Friday, October 8, 2010

Facts are facts.

With the release of the depressing new unemployment numbers this morning, Democrats nationwide have a reason to be gloomy.

This is the last time the last national unemployment rate will be released before the November election.

And what is the factoid that highlights the Associated Press account of the numbers?
The unemployment rate held at 9.6 percent last month, the Labor Department said Friday. The jobless rate has now topped 9.5 percent for 14 straight months, the longest stretch since the 1930s.

The report is the final one before the November elections, which means members of Congress will face voters next month with an economy that is still struggling to create jobs.
And didn't the Democrats say the stimulus was working?

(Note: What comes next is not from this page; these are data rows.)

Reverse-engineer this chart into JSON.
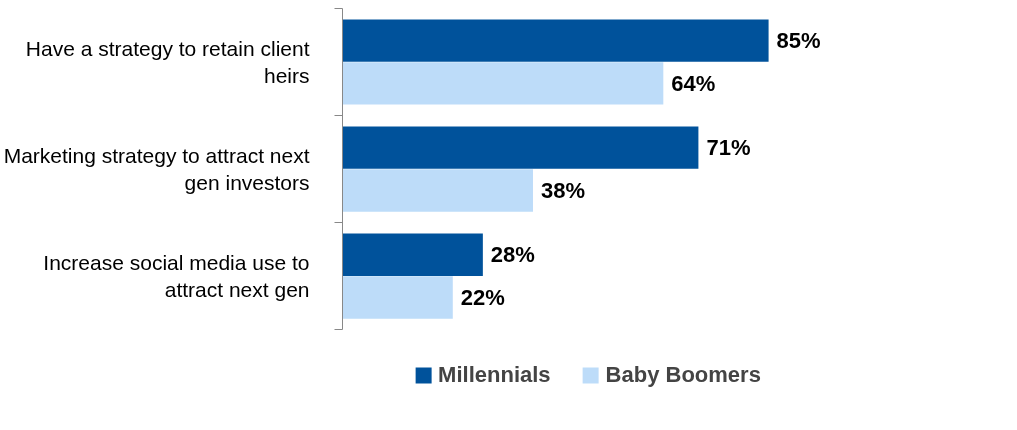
{
  "chart_data": {
    "type": "bar",
    "orientation": "horizontal",
    "categories": [
      "Have a strategy to retain client heirs",
      "Marketing strategy to attract next gen investors",
      "Increase social media use to attract next gen"
    ],
    "series": [
      {
        "name": "Millennials",
        "color": "#00529b",
        "values": [
          85,
          71,
          28
        ],
        "value_labels": [
          "85%",
          "71%",
          "28%"
        ]
      },
      {
        "name": "Baby Boomers",
        "color": "#bddcf9",
        "values": [
          64,
          38,
          22
        ],
        "value_labels": [
          "64%",
          "38%",
          "22%"
        ]
      }
    ],
    "grid": false,
    "legend": "bottom"
  }
}
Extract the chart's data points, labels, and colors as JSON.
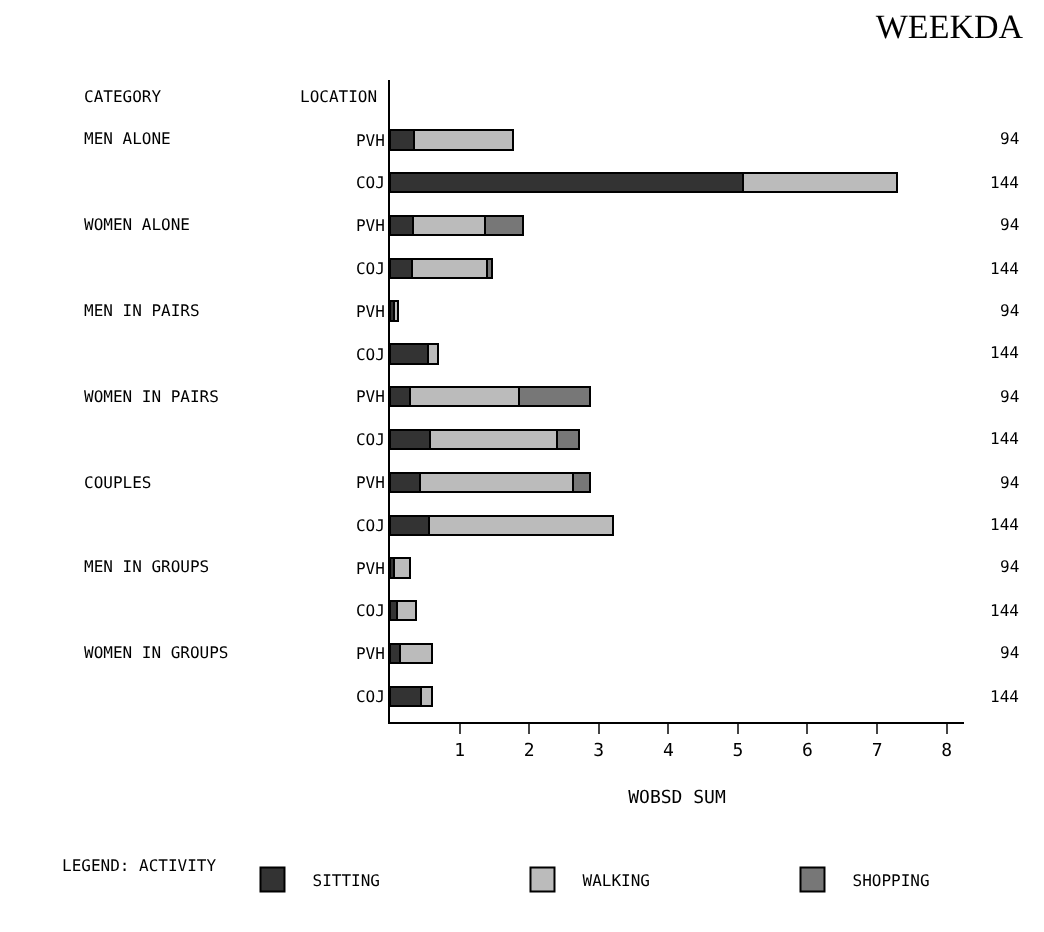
{
  "chart_data": {
    "type": "bar",
    "orientation": "horizontal",
    "stacked": true,
    "title": "WEEKDA",
    "xlabel": "WOBSD SUM",
    "ylabel": "LOCATION",
    "legend_title": "LEGEND: ACTIVITY",
    "legend": "bottom",
    "categories": [
      "PVH",
      "COJ",
      "PVH",
      "COJ",
      "PVH",
      "COJ",
      "PVH",
      "COJ",
      "PVH",
      "COJ",
      "PVH",
      "COJ",
      "PVH",
      "COJ"
    ],
    "series": [
      {
        "name": "SITTING",
        "color": "#333333",
        "values": [
          0.35,
          5.08,
          0.33,
          0.31,
          0.06,
          0.54,
          0.29,
          0.58,
          0.43,
          0.56,
          0.06,
          0.1,
          0.15,
          0.45
        ]
      },
      {
        "name": "WALKING",
        "color": "#bbbbbb",
        "values": [
          1.42,
          2.2,
          1.04,
          1.09,
          0.06,
          0.15,
          1.57,
          1.82,
          2.2,
          2.64,
          0.23,
          0.28,
          0.46,
          0.16
        ]
      },
      {
        "name": "SHOPPING",
        "color": "#777777",
        "values": [
          null,
          null,
          0.54,
          0.07,
          null,
          null,
          1.02,
          0.31,
          0.25,
          null,
          null,
          null,
          null,
          null
        ]
      }
    ],
    "xlim": [
      0,
      8.25
    ],
    "xticks": [
      1,
      2,
      3,
      4,
      5,
      6,
      7,
      8
    ],
    "annotations": [
      "CATEGORY",
      "MEN ALONE",
      "WOMEN ALONE",
      "MEN IN PAIRS",
      "WOMEN IN PAIRS",
      "COUPLES",
      "MEN IN GROUPS",
      "WOMEN IN GROUPS",
      "94",
      "144",
      "94",
      "144",
      "94",
      "144",
      "94",
      "144",
      "94",
      "144",
      "94",
      "144",
      "94",
      "144"
    ]
  }
}
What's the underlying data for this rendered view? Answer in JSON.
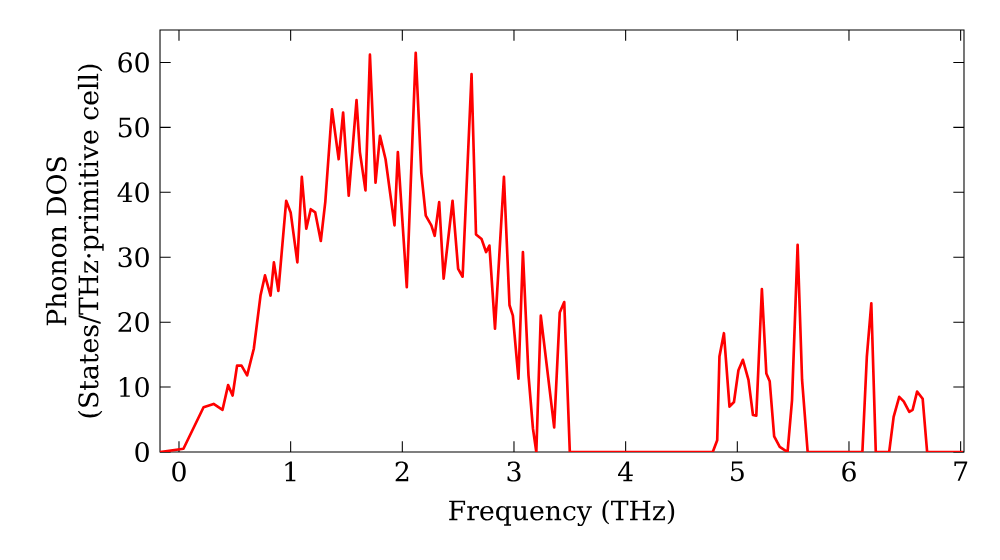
{
  "chart_data": {
    "type": "line",
    "xlabel": "Frequency (THz)",
    "ylabel": "Phonon DOS\n(States/THz·primitive cell)",
    "xlim": [
      -0.17,
      7.03
    ],
    "ylim": [
      0,
      65
    ],
    "xticks": [
      0,
      1,
      2,
      3,
      4,
      5,
      6,
      7
    ],
    "yticks": [
      0,
      10,
      20,
      30,
      40,
      50,
      60
    ],
    "grid": false,
    "marker": "none",
    "line_style": "solid",
    "series": [
      {
        "color": "#ff0000",
        "x": [
          -0.17,
          0.04,
          0.22,
          0.31,
          0.39,
          0.44,
          0.48,
          0.52,
          0.56,
          0.61,
          0.67,
          0.73,
          0.77,
          0.82,
          0.85,
          0.89,
          0.96,
          1.0,
          1.06,
          1.1,
          1.14,
          1.18,
          1.22,
          1.27,
          1.31,
          1.37,
          1.43,
          1.47,
          1.52,
          1.59,
          1.62,
          1.67,
          1.71,
          1.76,
          1.8,
          1.85,
          1.93,
          1.96,
          2.04,
          2.12,
          2.17,
          2.21,
          2.26,
          2.29,
          2.33,
          2.37,
          2.45,
          2.5,
          2.54,
          2.62,
          2.66,
          2.71,
          2.75,
          2.78,
          2.83,
          2.91,
          2.96,
          2.99,
          3.04,
          3.08,
          3.13,
          3.17,
          3.2,
          3.24,
          3.36,
          3.41,
          3.45,
          3.5,
          4.78,
          4.82,
          4.84,
          4.88,
          4.93,
          4.97,
          5.01,
          5.05,
          5.1,
          5.14,
          5.17,
          5.22,
          5.26,
          5.29,
          5.33,
          5.38,
          5.45,
          5.49,
          5.54,
          5.58,
          5.63,
          6.12,
          6.16,
          6.2,
          6.24,
          6.36,
          6.4,
          6.45,
          6.49,
          6.54,
          6.57,
          6.61,
          6.66,
          6.7,
          7.02
        ],
        "values": [
          0,
          0.5,
          6.9,
          7.4,
          6.5,
          10.3,
          8.7,
          13.3,
          13.3,
          11.8,
          15.9,
          24.1,
          27.2,
          24.1,
          29.2,
          24.8,
          38.7,
          36.9,
          29.2,
          42.4,
          34.4,
          37.4,
          36.9,
          32.5,
          38.5,
          52.8,
          45.1,
          52.3,
          39.5,
          54.2,
          46.2,
          40.3,
          61.2,
          41.5,
          48.7,
          45.1,
          34.9,
          46.2,
          25.4,
          61.5,
          43,
          36.4,
          34.9,
          33.3,
          38.5,
          26.7,
          38.7,
          28.2,
          27,
          58.2,
          33.5,
          32.8,
          30.8,
          31.8,
          19,
          42.4,
          22.6,
          21,
          11.3,
          30.8,
          11.8,
          3.6,
          0,
          21,
          3.8,
          21.5,
          23.1,
          0,
          0,
          1.8,
          14.7,
          18.3,
          7,
          7.7,
          12.6,
          14.2,
          11.1,
          5.7,
          5.6,
          25.1,
          12.1,
          10.9,
          2.4,
          0.8,
          0,
          8,
          31.9,
          11.1,
          0,
          0,
          14.7,
          22.9,
          0,
          0,
          5.4,
          8.5,
          7.8,
          6.2,
          6.5,
          9.3,
          8.2,
          0,
          0
        ]
      }
    ]
  }
}
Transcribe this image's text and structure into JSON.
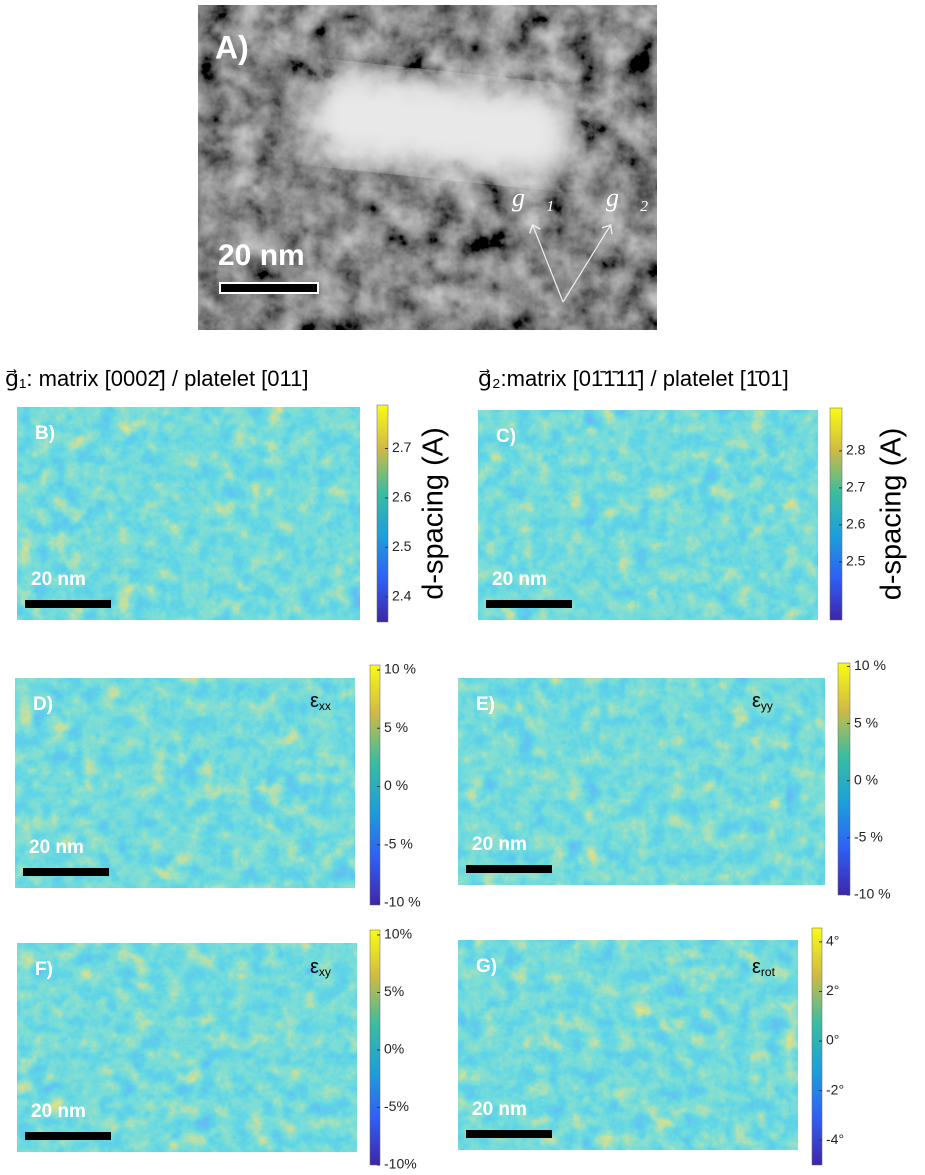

Not so much.
The private sector added 64,000 positions, the weakest showing since June.
It's widely understood that the economy needs to add about 100,000 jobs each month just to keep up with population growth. This isn't gonna cut it.

And that's not the worst of it:
There was further bad news in the expansion of underemployed and chronically unemployed. The underemployed grew by 612,000 in September, and is now at 9.5 million people. The chronically unemployed went to 2.5 million, up 300,000 from a year ago. Among the latter group were 1.2 million discouraged workers, up over 500,000 from a year ago.
Just remember what Joe Biden said back in April:
Vice President Biden predicted Friday at a Pennsylvania fundraiser that the U.S. economy would be adding up to 500,000 jobs each month "some time in the next couple of months."
Anyone else seen that kind of growth since June? Yeah. Me neither.